On 30 November 2016, President Vladimir Putin approved a new version of the Foreign Policy Concept of the Russian Federation. This is the second one since his re-election in 2012. By contrast only one was issued under Putin during the entirety of his first two terms as president. Here are five changes to note in the latest version compared to the 2013 Foreign Policy Concept.
The 2016 Foreign Policy Concept is structured very much like its predecessors in 2013, 2008 and 2000. There are general provisions, an overview of the modern world and Russian foreign policy, an outline of Russian priorities in addressing global problems, and a list of regional priorities worldwide. Much of the content in the latest Foreign Policy Concept (FPC) remains the same as earlier iterations, however there are some interesting points of divergence.
1. There is a new world order, and the West is in decline
Throughout the 2016 FPC, there are new references to the failings or decline in power of the US and the EU. The Euro-Atlantic region is described as having systemic problems and posing a threat to regional and global stability (para. 61). Rather than making the case that deep-rooted civilisation ties with Europe inform Russia’s relations with the EU as seen in the 2013 FPC, the new version underlines that separate European and Eurasia integration processes need to better harmonise with each other (para. 63). If the 2013 FPC suggested that the West’s ability to dominate the world economy and politics was diminishing and a new polycentric system was emerging, the 2016 FPC suggests this transition is almost complete. Now according to this version the desire of Western countries to try and gain back their dominant position by imposing their views on other centres of power is only leading to turbulence (para. 5).
2. Continuity in the priorities of Russia for solving global problems
The 2016 FPC and 2013 FPC are almost identical in terms of these priorities: a stable world order, rule of law in international relations, strengthening international security, cooperation in the international economy and the environment, international humanitarian cooperation and human rights. References to the G7/8 have been removed, no doubt due to the fact that Russia is no longer a member of it. The biggest change is the expanded section on international security, which goes into a lot more detail than earlier concepts, particularly in terms of international terrorism (para. 33).

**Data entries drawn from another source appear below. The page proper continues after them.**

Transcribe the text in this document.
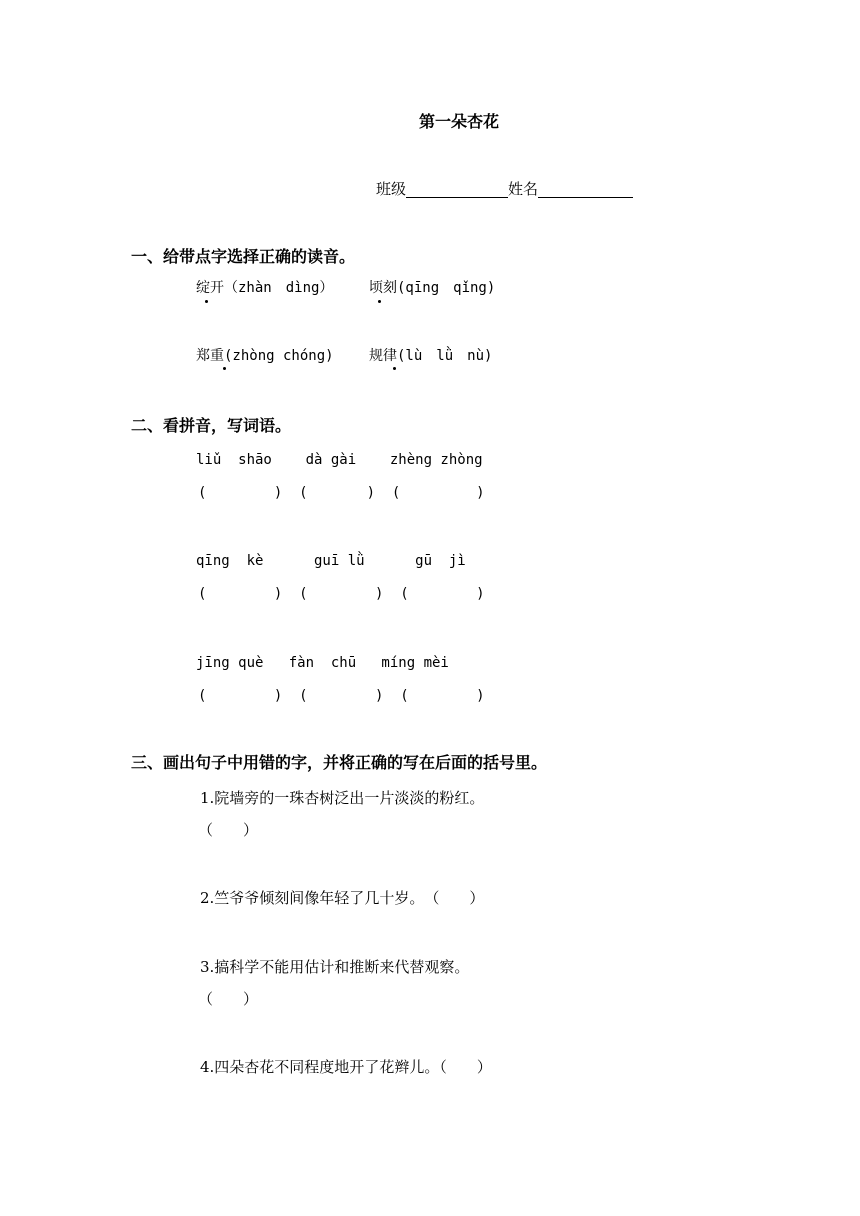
第一朵杏花
班级	姓名
一、给带点字选择正确的读音。
绽开（zhàn　dìng）	顷刻(qīng　qǐng)
郑重(zhòng chóng)	规律(lù　lǜ　nù)
二、看拼音，写词语。
liǔ  shāo    dà gài    zhèng zhòng
(        )  (       )  (         )
qīng  kè      guī lǜ      gū  jì
(        )  (        )  (        )
jīng què   fàn  chū   míng mèi
(        )  (        )  (        )
三、画出句子中用错的字，并将正确的写在后面的括号里。
1.院墙旁的一珠杏树泛出一片淡淡的粉红。
（　　）
2.竺爷爷倾刻间像年轻了几十岁。　（　　）
3.搞科学不能用估计和推断来代替观察。
（　　）
4.四朵杏花不同程度地开了花辫儿。（　　）
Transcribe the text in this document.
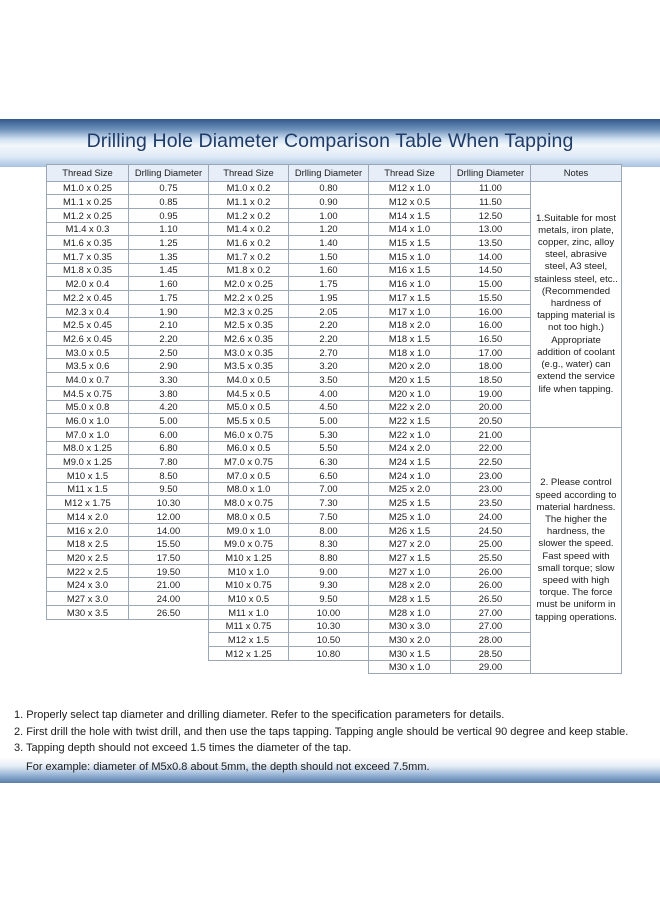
Drilling Hole Diameter Comparison Table When Tapping
Thread Size	Drlling Diameter	Thread Size	Drlling Diameter	Thread Size	Drlling Diameter	Notes
M1.0 x 0.25	0.75	M1.0 x 0.2	0.80	M12 x 1.0	11.00	1.Suitable for most metals, iron plate, copper, zinc, alloy steel, abrasive steel, A3 steel, stainless steel, etc..(Recommended hardness of tapping material is not too high.) Appropriate addition of coolant (e.g., water) can extend the service life when tapping.
M1.1 x 0.25	0.85	M1.1 x 0.2	0.90	M12 x 0.5	11.50	
M1.2 x 0.25	0.95	M1.2 x 0.2	1.00	M14 x 1.5	12.50	
M1.4 x 0.3	1.10	M1.4 x 0.2	1.20	M14 x 1.0	13.00	
M1.6 x 0.35	1.25	M1.6 x 0.2	1.40	M15 x 1.5	13.50	
M1.7 x 0.35	1.35	M1.7 x 0.2	1.50	M15 x 1.0	14.00	
M1.8 x 0.35	1.45	M1.8 x 0.2	1.60	M16 x 1.5	14.50	
M2.0 x 0.4	1.60	M2.0 x 0.25	1.75	M16 x 1.0	15.00	
M2.2 x 0.45	1.75	M2.2 x 0.25	1.95	M17 x 1.5	15.50	
M2.3 x 0.4	1.90	M2.3 x 0.25	2.05	M17 x 1.0	16.00	
M2.5 x 0.45	2.10	M2.5 x 0.35	2.20	M18 x 2.0	16.00	
M2.6 x 0.45	2.20	M2.6 x 0.35	2.20	M18 x 1.5	16.50	
M3.0 x 0.5	2.50	M3.0 x 0.35	2.70	M18 x 1.0	17.00	
M3.5 x 0.6	2.90	M3.5 x 0.35	3.20	M20 x 2.0	18.00	
M4.0 x 0.7	3.30	M4.0 x 0.5	3.50	M20 x 1.5	18.50	
M4.5 x 0.75	3.80	M4.5 x 0.5	4.00	M20 x 1.0	19.00	
M5.0 x 0.8	4.20	M5.0 x 0.5	4.50	M22 x 2.0	20.00	
M6.0 x 1.0	5.00	M5.5 x 0.5	5.00	M22 x 1.5	20.50	
M7.0 x 1.0	6.00	M6.0 x 0.75	5.30	M22 x 1.0	21.00	2. Please control speed according to material hardness. The higher the hardness, the slower the speed. Fast speed with small torque; slow speed with high torque. The force must be uniform in tapping operations.
M8.0 x 1.25	6.80	M6.0 x 0.5	5.50	M24 x 2.0	22.00	
M9.0 x 1.25	7.80	M7.0 x 0.75	6.30	M24 x 1.5	22.50	
M10 x 1.5	8.50	M7.0 x 0.5	6.50	M24 x 1.0	23.00	
M11 x 1.5	9.50	M8.0 x 1.0	7.00	M25 x 2.0	23.00	
M12 x 1.75	10.30	M8.0 x 0.75	7.30	M25 x 1.5	23.50	
M14 x 2.0	12.00	M8.0 x 0.5	7.50	M25 x 1.0	24.00	
M16 x 2.0	14.00	M9.0 x 1.0	8.00	M26 x 1.5	24.50	
M18 x 2.5	15.50	M9.0 x 0.75	8.30	M27 x 2.0	25.00	
M20 x 2.5	17.50	M10 x 1.25	8.80	M27 x 1.5	25.50	
M22 x 2.5	19.50	M10 x 1.0	9.00	M27 x 1.0	26.00	
M24 x 3.0	21.00	M10 x 0.75	9.30	M28 x 2.0	26.00	
M27 x 3.0	24.00	M10 x 0.5	9.50	M28 x 1.5	26.50	
M30 x 3.5	26.50	M11 x 1.0	10.00	M28 x 1.0	27.00	
		M11 x 0.75	10.30	M30 x 3.0	27.00	
		M12 x 1.5	10.50	M30 x 2.0	28.00	
		M12 x 1.25	10.80	M30 x 1.5	28.50	
				M30 x 1.0	29.00	
1. Properly select tap diameter and drilling diameter. Refer to the specification parameters for details.
2. First drill the hole with twist drill, and then use the taps tapping. Tapping angle should be vertical 90 degree and keep stable.
3. Tapping depth should not exceed 1.5 times the diameter of the tap.
For example: diameter of M5x0.8 about 5mm, the depth should not exceed 7.5mm.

3. Adjustments to regional priorities in post-Soviet space
While the first regional priority mentioned is still bilateral and multilateral cooperation with members of the Commonwealth of Independent States (CIS) and strengthening the CIS itself (para. 49), in reality the CIS is rather less prominent in the 2016 FPC. The deepening and widening of the Eurasian Economic Union (para. 51) and the development of the Collective Security Treaty Organisation (para. 52) are now featured before any more detailed mentions of the CIS. Belarus is now explicitly mentioned second under the regional priorities and earns a paragraph in its own right (para. 50), unlike the 2013 FPC when the Union State with Belarus was relegated to a sub-section of a paragraph. Unsurprisingly, the coverage of Ukraine has also changed. In the 2013 FPC there was a call for Ukraine to be a priority partner in extended integration processes. Now a much longer entry (para. 56) calls for the development of a variety of political, economic, cultural and spiritual ties with Ukraine on the basis of mutual respect and their national interests. The 2016 FPC promises that Russia will make the necessary efforts for a political and diplomatic settlement of what it terms the internal Ukrainian conflict.
4. New priorities for mutually beneficial bilateral relations in Europe
As in previous years, Germany, France and Italy are highlighted as important resources for forwarding Russia’s national interests (para. 66). In the 2016 FPC, the Netherlands is no longer mentioned by name and its place appears to have been taken by Spain. The United Kingdom, which earned a name check in the 2013 FPC as a country with which Russia saw the potential for interaction, has also been dropped in the new version.
5. Equal partnership with the United States on Russia’s terms
The number of paragraphs dedicated to building relations with the USA have been reduced and the emphasis is on arms control. Earlier references in the 2013 FPC to visa liberalization and preventing the imposition of sanctions have been removed. What is clearly new in the 2016 FPC in the explicit statement that relations can only be built on a basis of equality, mutual respect of interests and non-interference in the internal affairs of each other (para. 72). It is made clear that while Russia is interested in good relations it reserves the right to respond harshly to what it perceives as any attempts by the USA to exert military, political, economic or other pressure.